Embeddings are numerical representations of a token:
- They are also known as embedding vectors, vector representations, or vectors.
- They aim to capture the semantic (meanings, context, patterns) of the embedded text.
- They represent a token and its links with other tokens based on the contexts (contextualized tokens embeddings)
- They allow measuring the semantic similarity between two tokens.
Embeddings are used for:
- Text generation
- Text classification
- Text clustering
- ...
Embeddings have the following characteristics:
- The size (number of dimensions) of the embeddings is fixed and depends on the underlying embedding model.
- Each cell in the dimension row has a numerical value (property).
- The properties (numerical values) of the embeddings are used to represent tokens.
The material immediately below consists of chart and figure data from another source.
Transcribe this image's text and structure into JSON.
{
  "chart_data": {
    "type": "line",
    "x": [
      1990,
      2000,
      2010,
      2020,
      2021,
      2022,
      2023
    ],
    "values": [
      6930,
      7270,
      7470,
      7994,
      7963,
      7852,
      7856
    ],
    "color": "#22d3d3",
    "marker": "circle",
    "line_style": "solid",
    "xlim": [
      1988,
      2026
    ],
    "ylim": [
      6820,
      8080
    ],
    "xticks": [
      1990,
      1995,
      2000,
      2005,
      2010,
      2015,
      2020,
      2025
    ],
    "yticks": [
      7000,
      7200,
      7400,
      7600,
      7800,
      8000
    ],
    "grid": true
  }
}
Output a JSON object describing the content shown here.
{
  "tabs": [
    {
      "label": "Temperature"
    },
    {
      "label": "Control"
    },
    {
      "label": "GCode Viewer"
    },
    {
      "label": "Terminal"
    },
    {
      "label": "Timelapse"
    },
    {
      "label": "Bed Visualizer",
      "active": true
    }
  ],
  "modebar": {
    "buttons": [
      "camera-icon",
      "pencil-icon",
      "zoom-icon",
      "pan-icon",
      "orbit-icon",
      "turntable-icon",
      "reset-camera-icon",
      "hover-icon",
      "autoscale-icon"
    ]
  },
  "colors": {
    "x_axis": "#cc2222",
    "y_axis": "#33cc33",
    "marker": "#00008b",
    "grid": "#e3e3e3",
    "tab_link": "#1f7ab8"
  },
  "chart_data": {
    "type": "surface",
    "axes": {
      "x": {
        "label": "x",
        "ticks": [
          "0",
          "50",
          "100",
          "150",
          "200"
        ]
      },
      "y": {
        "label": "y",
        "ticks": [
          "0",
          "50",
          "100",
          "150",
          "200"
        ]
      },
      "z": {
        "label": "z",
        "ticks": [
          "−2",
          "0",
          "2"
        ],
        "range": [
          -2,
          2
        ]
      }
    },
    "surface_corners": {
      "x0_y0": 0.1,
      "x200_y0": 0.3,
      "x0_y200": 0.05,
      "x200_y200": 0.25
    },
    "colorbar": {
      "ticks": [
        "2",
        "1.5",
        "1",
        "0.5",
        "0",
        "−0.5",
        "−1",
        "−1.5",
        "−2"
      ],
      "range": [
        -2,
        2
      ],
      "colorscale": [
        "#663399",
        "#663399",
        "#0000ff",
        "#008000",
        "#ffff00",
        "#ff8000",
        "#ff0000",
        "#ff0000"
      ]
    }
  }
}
A tokenizer is used in the training process of its associated model:
- The model is linked with its tokenizer and can't be used with another tokenizer.
- The model holds an embedding for each token in the tokenizer's vocabulary.
- When a model is created, its embeddings and weights are randomly initialized.
- When a model is trained, its embeddings and weights are assigned proper values that capture the semantic of each token.
Types of embeddings:
- Tokens embeddings: creating one vector that represents each token.
- Sentences embeddings: creating one vector that represents each sentence (used for categorization, semantic search RAG).
- Documents embeddings: creating one vector that represents each document (used for categorization, semantic search RAG).
When generating embeddings for text (longer than just one token) the embeddings should capture the meaning of the whole text.
One way to generate those embeddings is to average the values of all the tokens' embeddings of the text.